The country buys each barrel of oil for US$125.69
Oil prices soared on Tuesday after the United States banned imports of Russian oil, a move that also pushed nickel up to an all-time high and rattled stock markets.
Although it remained below Monday’s high of $139.13 a barrel, Brent, the leading international benchmark, rose 6.8% to $131.63.
For its part, the reference barrel in the United States, the WTI, rose 6.7%, to 127.44 dollars per barrel.
US President Joe Biden on Tuesday announced a ban on US imports of Russian oil, while the UK said it would phase them out by the end of the year.
The countries of the European Union, which receive approximately 40% of their gas imports from Russia and a quarter of their oil imports, have chosen to reduce their imports of Russian gas by two-thirds.
Moscow has already warned that in retaliation for sanctions after the invasion of Ukraine, it could cut off natural gas supplies to Europe through the Nord Stream 1 pipeline.
Although the United States does not import large amounts of Russian oil, analysts believe the move is essential because it marks the US “launching an all-out economic war against Russia,” according to Fawad Razaqzada of ThinkMarkets.
“There will be consequences: high gas prices, even more inflation and retaliation from Russia,” he said.
According to OANDA’s Craig Erlam, “it is one more step for the West to turn its back on Russia and leave it isolated in the world.”
The rise in oil prices slowed down the rally in the stock markets in Europe and the United States.
While London managed to gain 0.1%, Frankfurt ended the day unchanged, and Paris lost 0.32%. In Madrid, the Ibex-35 closed positive (+1.82%) in a volatile session. On Wall Street, the Dow was down 0.6% by late morning.
Commodity prices also felt the effects of Russia’s growing isolation. The London Metal Exchange suspended trading in nickel after the metal — used to make stainless steel and batteries for electric vehicles — soared. To a record $101,365 a tonne amid fears over Russian supply.

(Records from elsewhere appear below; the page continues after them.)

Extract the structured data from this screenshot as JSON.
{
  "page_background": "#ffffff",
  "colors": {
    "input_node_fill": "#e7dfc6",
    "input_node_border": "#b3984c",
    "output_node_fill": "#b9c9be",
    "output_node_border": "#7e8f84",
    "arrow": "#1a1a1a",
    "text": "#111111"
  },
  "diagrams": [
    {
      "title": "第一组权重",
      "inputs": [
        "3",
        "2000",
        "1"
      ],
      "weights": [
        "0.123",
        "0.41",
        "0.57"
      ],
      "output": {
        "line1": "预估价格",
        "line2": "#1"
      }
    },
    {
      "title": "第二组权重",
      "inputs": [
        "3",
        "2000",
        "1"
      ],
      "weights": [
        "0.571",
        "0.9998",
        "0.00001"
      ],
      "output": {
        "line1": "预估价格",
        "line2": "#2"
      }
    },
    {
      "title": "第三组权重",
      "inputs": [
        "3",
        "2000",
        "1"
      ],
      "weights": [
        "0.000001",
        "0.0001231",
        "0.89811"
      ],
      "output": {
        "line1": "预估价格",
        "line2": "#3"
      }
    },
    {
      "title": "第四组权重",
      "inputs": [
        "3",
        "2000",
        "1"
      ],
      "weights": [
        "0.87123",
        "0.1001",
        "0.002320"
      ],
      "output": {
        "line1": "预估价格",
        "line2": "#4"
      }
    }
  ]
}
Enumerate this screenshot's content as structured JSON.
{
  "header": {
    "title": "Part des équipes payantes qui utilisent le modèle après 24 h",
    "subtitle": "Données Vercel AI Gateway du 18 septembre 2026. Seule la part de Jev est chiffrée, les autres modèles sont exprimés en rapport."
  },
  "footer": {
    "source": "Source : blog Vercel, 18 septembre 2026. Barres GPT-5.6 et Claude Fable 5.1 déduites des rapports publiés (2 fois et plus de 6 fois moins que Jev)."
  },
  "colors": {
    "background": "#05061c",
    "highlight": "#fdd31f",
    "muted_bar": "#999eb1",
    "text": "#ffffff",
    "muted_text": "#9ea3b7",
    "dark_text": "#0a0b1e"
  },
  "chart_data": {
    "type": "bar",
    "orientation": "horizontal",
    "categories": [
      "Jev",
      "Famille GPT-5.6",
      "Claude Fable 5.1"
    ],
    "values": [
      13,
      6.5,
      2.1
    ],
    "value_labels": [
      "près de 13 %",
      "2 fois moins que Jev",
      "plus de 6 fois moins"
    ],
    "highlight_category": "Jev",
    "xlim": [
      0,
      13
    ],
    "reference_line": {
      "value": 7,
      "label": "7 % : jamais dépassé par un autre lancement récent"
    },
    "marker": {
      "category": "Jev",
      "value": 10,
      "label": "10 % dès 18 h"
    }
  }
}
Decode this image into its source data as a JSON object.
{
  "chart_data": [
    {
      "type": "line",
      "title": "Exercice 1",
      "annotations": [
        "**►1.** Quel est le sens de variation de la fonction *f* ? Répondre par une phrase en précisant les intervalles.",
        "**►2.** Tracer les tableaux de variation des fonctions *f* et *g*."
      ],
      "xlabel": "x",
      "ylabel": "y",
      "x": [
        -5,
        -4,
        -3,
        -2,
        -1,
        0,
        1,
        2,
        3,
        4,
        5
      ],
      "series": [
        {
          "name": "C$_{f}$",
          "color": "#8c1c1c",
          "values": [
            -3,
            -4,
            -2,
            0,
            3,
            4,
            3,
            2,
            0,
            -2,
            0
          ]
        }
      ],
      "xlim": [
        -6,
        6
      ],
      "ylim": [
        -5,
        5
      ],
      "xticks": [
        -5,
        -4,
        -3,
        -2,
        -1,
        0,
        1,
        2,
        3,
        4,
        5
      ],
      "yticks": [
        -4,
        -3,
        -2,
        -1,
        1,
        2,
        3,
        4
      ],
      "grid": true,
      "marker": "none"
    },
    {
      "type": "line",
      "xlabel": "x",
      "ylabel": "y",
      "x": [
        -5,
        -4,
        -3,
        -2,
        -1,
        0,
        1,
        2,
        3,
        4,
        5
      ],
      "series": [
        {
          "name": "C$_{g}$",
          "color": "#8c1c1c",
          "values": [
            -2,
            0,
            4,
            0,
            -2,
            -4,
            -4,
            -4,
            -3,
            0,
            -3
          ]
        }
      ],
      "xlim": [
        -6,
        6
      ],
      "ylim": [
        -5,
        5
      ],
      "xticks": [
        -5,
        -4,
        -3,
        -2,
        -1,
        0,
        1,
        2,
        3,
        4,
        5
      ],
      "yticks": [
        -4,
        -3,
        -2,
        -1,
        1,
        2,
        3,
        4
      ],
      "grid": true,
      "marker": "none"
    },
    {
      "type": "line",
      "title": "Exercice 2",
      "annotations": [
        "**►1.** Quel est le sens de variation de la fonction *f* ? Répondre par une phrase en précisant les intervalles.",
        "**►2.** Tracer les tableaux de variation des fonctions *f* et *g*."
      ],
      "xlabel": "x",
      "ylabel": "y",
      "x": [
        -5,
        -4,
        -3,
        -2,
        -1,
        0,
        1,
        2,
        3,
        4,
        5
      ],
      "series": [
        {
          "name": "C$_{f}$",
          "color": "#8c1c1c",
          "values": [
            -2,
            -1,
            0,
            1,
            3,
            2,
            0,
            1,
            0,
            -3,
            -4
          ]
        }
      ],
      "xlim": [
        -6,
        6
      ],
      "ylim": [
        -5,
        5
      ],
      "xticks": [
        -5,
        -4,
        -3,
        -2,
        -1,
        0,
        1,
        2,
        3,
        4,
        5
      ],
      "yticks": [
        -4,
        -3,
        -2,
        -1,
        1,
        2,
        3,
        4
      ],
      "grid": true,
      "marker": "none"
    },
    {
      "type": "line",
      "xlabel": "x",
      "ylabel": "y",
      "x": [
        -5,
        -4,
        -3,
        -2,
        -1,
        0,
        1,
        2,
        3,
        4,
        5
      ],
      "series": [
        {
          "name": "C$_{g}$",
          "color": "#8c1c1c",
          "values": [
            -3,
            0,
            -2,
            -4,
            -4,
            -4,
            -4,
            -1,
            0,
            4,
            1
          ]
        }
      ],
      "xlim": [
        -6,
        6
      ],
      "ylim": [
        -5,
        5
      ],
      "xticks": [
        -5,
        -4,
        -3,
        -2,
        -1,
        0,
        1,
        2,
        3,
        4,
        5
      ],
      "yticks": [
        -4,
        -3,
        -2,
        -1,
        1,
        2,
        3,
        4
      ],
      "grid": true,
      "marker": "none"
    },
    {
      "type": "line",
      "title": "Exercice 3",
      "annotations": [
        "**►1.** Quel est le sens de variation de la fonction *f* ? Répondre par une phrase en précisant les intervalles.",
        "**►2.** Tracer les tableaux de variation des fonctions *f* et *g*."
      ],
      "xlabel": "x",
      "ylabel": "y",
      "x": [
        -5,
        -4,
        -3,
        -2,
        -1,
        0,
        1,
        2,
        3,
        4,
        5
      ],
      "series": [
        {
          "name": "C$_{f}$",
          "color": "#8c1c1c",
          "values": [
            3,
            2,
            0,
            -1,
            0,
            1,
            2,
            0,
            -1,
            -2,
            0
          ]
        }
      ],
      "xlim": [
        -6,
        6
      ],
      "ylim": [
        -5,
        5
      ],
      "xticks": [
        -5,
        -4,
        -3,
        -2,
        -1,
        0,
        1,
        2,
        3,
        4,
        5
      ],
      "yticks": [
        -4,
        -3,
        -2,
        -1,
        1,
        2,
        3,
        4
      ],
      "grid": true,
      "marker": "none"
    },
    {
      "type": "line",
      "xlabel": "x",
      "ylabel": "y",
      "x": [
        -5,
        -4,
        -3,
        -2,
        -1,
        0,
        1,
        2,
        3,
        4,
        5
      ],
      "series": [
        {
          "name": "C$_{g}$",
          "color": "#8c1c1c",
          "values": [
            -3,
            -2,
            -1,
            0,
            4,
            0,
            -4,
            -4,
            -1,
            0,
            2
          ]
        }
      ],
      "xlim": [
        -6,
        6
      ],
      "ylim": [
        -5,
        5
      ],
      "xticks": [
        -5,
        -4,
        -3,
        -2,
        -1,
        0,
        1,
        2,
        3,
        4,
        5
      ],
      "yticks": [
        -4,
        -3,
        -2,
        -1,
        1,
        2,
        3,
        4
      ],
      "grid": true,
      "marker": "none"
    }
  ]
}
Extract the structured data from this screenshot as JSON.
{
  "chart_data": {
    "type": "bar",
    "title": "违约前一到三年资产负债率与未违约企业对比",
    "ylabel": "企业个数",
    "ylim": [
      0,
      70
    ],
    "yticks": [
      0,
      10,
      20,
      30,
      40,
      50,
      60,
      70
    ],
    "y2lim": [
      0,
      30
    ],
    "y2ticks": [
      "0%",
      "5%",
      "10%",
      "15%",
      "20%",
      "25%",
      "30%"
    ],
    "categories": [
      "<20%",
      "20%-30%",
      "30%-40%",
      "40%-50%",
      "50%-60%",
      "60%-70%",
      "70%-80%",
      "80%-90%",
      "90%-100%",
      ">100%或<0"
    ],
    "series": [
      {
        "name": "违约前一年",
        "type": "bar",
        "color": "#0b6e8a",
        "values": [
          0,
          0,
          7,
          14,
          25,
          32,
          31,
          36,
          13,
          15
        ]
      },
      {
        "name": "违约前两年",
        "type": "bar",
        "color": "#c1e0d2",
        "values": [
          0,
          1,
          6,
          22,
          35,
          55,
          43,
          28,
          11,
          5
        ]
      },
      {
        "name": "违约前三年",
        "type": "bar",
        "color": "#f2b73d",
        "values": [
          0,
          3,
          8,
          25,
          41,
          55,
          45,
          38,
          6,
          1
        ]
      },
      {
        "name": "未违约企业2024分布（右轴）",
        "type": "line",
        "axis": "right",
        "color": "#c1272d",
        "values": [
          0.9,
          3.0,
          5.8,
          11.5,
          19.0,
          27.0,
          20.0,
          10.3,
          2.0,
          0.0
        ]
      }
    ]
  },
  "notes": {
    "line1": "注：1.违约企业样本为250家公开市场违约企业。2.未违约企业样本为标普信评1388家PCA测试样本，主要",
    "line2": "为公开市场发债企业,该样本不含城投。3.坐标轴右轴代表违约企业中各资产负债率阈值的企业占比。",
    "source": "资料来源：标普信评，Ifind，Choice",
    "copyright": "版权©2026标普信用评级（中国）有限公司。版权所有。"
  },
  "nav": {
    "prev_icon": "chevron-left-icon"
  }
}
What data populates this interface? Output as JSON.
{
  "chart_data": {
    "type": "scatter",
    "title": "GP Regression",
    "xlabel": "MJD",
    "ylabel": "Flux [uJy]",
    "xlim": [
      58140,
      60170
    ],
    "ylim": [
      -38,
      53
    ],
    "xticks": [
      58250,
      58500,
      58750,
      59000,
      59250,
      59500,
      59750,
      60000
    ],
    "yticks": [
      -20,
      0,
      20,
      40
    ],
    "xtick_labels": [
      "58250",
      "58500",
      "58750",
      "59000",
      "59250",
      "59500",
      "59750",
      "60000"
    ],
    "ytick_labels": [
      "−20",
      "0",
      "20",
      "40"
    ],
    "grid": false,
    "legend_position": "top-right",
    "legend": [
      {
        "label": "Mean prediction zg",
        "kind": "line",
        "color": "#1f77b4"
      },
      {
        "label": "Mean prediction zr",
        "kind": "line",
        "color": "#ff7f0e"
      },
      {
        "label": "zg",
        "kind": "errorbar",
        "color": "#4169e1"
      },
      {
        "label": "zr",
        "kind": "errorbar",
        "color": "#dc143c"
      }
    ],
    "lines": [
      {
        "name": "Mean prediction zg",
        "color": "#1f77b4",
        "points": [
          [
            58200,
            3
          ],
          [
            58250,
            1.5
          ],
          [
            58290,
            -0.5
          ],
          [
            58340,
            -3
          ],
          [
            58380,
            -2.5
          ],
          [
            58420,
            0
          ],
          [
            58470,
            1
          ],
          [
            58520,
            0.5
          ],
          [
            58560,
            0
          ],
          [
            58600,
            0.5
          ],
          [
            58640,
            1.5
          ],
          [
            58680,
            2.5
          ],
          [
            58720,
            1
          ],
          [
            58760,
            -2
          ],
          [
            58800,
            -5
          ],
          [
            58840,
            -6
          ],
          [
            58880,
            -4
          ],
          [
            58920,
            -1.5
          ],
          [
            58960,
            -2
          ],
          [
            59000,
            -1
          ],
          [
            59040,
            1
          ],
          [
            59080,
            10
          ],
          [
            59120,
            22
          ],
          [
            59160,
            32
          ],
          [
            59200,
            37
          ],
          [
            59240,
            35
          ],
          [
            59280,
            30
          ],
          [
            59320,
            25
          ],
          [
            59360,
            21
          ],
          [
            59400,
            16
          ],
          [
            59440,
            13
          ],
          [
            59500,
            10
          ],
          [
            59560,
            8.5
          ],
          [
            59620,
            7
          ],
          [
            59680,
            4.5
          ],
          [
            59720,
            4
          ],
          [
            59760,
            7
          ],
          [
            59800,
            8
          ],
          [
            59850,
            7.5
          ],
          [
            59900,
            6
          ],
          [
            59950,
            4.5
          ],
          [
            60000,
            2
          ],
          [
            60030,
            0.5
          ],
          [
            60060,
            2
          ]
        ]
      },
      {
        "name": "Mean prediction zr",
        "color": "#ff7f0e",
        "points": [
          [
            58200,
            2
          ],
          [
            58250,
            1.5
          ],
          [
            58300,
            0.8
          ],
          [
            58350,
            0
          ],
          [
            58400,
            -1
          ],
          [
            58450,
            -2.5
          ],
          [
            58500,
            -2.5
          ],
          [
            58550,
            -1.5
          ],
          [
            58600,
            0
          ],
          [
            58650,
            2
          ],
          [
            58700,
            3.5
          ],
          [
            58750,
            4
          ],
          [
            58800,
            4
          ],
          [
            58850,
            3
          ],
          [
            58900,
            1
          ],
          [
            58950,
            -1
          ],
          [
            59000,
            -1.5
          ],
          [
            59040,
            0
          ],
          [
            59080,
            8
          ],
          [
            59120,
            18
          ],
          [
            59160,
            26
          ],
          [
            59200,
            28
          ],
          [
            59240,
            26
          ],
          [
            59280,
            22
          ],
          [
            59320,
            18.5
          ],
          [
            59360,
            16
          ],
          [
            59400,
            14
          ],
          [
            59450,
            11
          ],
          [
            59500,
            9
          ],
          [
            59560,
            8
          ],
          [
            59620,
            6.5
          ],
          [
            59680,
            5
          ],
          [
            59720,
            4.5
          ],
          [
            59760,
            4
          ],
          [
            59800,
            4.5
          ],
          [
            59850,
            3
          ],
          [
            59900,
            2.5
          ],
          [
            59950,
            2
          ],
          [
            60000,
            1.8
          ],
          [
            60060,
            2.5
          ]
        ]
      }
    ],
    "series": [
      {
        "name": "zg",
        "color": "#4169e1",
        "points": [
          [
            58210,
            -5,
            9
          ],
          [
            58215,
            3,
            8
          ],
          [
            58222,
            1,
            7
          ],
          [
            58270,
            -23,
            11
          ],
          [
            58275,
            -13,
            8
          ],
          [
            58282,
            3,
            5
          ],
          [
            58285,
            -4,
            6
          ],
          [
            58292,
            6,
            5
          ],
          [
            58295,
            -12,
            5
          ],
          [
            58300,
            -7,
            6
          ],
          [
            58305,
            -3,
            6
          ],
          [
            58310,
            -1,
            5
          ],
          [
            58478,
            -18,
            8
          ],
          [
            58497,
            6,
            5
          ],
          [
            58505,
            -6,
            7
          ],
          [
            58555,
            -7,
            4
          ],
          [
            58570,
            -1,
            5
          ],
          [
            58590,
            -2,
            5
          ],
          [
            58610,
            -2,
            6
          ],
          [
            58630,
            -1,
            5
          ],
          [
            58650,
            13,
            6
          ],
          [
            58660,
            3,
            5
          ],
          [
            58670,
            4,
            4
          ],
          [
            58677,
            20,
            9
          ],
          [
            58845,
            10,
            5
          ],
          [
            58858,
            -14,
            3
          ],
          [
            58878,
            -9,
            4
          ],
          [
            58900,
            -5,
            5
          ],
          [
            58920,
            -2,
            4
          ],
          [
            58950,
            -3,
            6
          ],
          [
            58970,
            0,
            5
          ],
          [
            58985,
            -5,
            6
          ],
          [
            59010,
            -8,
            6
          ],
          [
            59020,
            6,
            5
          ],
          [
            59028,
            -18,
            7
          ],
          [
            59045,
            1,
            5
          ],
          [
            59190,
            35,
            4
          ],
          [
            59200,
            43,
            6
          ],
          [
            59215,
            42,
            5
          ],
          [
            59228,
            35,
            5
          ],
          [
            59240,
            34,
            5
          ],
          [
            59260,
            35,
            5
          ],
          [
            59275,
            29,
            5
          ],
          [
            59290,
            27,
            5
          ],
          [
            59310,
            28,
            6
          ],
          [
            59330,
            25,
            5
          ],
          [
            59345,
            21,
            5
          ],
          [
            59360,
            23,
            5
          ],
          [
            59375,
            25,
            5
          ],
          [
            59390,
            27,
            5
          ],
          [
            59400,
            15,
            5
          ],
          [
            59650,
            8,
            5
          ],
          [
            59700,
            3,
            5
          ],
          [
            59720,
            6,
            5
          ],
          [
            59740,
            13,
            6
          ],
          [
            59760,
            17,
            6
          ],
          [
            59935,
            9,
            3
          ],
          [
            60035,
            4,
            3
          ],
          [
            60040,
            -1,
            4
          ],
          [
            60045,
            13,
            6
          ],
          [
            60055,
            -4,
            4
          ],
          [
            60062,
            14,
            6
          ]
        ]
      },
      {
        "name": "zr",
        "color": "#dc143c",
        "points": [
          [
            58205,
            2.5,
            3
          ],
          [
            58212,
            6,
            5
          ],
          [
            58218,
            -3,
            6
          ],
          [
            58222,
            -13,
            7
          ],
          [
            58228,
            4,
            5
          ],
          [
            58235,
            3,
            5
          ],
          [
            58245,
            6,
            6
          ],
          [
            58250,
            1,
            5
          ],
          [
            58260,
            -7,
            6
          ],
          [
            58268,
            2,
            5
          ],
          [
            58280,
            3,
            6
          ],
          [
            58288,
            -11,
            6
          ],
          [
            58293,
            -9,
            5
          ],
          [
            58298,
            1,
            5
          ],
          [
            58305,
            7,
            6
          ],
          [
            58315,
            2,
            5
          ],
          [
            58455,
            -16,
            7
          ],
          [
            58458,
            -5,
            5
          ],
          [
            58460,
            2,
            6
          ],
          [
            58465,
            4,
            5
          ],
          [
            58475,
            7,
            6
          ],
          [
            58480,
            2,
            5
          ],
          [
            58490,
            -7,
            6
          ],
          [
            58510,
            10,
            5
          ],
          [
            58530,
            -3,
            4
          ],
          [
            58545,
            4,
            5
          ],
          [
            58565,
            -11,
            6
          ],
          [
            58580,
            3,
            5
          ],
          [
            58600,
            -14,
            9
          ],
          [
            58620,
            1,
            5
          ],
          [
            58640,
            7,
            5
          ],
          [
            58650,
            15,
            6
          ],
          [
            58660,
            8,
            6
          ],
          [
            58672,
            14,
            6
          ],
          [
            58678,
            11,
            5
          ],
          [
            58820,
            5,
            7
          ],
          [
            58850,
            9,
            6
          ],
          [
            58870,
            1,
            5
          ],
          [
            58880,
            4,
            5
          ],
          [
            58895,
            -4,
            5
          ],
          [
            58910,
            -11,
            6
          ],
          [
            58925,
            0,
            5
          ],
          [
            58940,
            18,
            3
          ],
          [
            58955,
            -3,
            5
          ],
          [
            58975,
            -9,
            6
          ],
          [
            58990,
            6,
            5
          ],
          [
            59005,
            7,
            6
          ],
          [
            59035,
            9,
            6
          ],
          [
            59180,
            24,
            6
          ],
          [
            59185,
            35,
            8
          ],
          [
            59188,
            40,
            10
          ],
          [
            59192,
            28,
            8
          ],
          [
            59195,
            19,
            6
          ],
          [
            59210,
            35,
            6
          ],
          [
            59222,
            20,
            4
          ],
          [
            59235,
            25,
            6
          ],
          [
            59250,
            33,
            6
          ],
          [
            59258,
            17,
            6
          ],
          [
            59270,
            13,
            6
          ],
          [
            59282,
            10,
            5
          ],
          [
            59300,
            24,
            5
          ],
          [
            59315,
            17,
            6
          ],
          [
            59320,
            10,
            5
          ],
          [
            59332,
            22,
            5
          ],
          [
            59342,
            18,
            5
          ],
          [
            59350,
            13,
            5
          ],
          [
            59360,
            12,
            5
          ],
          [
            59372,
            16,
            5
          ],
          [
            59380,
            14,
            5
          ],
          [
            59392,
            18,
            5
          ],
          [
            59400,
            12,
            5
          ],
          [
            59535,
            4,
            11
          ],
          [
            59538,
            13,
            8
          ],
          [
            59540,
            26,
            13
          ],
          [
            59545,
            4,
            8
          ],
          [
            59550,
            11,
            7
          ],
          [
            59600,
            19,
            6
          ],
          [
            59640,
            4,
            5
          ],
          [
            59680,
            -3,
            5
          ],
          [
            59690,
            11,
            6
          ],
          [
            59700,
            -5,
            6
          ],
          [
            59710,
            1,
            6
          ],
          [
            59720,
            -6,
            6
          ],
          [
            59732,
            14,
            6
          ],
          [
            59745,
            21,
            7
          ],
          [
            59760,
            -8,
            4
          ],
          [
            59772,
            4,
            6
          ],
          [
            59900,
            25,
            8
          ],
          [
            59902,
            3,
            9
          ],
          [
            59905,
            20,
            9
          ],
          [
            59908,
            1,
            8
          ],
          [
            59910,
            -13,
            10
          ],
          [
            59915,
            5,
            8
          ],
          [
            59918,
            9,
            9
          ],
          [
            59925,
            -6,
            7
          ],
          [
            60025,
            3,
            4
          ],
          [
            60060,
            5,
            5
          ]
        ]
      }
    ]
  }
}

“Russia is one of the world’s leading exporters of this raw material and, with the possibility of sanctions being imposed on Western countries, the market could suffer a major supply crisis in the short term, which could lead to further increases in prices until the situation stabilizes,” said Walid Koudmani, chief market analyst at online trading platform xtb.
Venezuelan President Nicolás Maduro expressed interest in improving relations with the US after talks with high-level US officials, prompted in part by the Russian invasion of Ukraine and concerns about rising gasoline prices.